Of the various organizations that took part in the study, the vast majority indicated a lack of preparedness for a major attack. According to the study, roughly 68 percent of the respondents experienced at least one security breach in 2016, yet the incidents were not enough to develop a more cohesive security plan in case of breach. Additionally, while 62 percent of the participants recognized the need for more advanced technology (for encryption, etc.), upper management at these organizations have ignored the requests for implementation of said technology.

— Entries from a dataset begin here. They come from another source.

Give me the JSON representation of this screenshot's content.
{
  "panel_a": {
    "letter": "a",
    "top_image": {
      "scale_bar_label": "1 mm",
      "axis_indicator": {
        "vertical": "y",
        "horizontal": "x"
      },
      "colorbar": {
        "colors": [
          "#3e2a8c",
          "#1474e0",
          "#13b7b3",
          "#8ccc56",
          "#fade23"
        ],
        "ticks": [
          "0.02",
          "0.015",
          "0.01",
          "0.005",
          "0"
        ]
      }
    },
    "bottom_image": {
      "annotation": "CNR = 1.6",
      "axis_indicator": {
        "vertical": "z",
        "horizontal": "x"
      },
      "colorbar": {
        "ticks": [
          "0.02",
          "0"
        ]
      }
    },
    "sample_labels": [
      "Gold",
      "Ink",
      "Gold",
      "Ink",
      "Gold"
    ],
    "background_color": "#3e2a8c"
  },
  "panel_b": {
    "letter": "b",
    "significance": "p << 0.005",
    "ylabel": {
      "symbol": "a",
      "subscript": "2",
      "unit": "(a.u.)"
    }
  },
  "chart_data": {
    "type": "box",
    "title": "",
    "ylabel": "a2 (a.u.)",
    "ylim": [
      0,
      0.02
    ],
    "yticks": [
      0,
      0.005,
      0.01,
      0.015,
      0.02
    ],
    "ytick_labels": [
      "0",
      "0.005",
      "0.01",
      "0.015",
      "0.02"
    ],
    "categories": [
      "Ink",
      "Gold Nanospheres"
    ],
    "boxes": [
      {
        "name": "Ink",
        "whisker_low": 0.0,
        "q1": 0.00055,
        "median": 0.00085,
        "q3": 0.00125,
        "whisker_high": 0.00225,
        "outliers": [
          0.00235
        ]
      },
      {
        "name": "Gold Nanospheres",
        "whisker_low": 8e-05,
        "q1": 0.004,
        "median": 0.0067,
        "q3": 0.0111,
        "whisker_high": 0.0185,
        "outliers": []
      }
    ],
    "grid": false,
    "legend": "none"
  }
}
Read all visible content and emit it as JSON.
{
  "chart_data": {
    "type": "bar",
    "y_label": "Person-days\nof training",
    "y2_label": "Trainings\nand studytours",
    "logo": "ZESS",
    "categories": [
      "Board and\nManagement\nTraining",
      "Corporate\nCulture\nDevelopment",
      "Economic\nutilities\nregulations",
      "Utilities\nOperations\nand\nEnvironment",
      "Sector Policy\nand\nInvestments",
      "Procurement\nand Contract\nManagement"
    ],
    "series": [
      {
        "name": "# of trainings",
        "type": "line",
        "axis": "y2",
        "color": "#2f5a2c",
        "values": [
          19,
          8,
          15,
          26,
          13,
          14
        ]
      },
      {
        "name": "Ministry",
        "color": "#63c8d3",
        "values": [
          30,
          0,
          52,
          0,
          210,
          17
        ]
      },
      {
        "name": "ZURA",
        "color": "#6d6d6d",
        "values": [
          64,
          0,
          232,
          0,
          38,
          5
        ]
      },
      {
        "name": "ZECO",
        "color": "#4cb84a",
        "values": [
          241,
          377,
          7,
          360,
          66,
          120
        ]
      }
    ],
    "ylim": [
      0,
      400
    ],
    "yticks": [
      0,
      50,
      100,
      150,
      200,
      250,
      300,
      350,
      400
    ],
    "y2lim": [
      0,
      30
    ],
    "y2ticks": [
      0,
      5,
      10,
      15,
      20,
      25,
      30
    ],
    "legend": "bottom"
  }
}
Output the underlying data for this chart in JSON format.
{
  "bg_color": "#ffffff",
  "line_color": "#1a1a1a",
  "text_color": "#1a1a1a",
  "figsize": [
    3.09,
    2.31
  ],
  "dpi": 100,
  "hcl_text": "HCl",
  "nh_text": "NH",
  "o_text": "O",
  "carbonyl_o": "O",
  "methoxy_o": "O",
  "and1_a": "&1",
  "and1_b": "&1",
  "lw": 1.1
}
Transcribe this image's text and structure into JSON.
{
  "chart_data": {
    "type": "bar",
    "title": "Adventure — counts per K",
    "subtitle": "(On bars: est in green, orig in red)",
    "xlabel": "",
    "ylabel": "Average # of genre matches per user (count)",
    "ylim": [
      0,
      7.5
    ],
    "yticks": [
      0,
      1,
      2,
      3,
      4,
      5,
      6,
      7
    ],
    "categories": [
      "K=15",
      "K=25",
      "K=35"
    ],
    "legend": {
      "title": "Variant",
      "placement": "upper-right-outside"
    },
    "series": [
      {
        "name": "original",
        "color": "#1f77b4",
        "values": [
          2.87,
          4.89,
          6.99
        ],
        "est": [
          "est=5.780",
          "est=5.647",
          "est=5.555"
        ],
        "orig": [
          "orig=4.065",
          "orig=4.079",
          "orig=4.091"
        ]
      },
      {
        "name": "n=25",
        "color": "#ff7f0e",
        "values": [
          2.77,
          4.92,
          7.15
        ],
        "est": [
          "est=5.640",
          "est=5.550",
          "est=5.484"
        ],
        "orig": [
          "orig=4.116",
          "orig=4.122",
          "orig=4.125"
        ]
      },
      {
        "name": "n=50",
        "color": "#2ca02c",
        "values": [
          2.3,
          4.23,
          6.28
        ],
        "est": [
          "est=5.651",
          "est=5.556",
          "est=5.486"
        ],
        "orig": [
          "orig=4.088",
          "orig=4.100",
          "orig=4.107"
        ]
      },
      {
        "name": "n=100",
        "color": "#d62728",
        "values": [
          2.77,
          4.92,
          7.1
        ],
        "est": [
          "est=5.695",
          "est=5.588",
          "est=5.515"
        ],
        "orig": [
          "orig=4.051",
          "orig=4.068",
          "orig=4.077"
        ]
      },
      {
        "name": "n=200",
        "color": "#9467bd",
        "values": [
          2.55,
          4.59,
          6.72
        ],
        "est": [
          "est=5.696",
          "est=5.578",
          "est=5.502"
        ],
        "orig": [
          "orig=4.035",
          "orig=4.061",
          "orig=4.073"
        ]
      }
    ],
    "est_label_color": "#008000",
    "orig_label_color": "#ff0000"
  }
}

These statistics are just a few of the many that are pointed out in the study. The overall recurring theme is that there seems to be a disconnect between the security divisions and the suits that sign off on the actual security policies. From obsolete technology to an overall lack of employee training in recognizing security risks, America's energy infrastructure is in deep trouble.
As the study states, only 35 percent of the respondents reported a truly holistic and effective security strategy for multifaceted threats. The rest reported either low or medium security operational technology readiness. Whether threat actors try to attack via social engineering, an inside source, malware, or numerous other hacking strategies, most oil and gas companies are not prepared for attack defense or incident response post-attack.
My hope is that this study, and others like it, force the hand of the individuals in charge to fully commit to a secure future. We as a nation will not be able to handle a full-scale cyberattack on energy as it currently stands.
For all our sake's, hopefully this changes soon.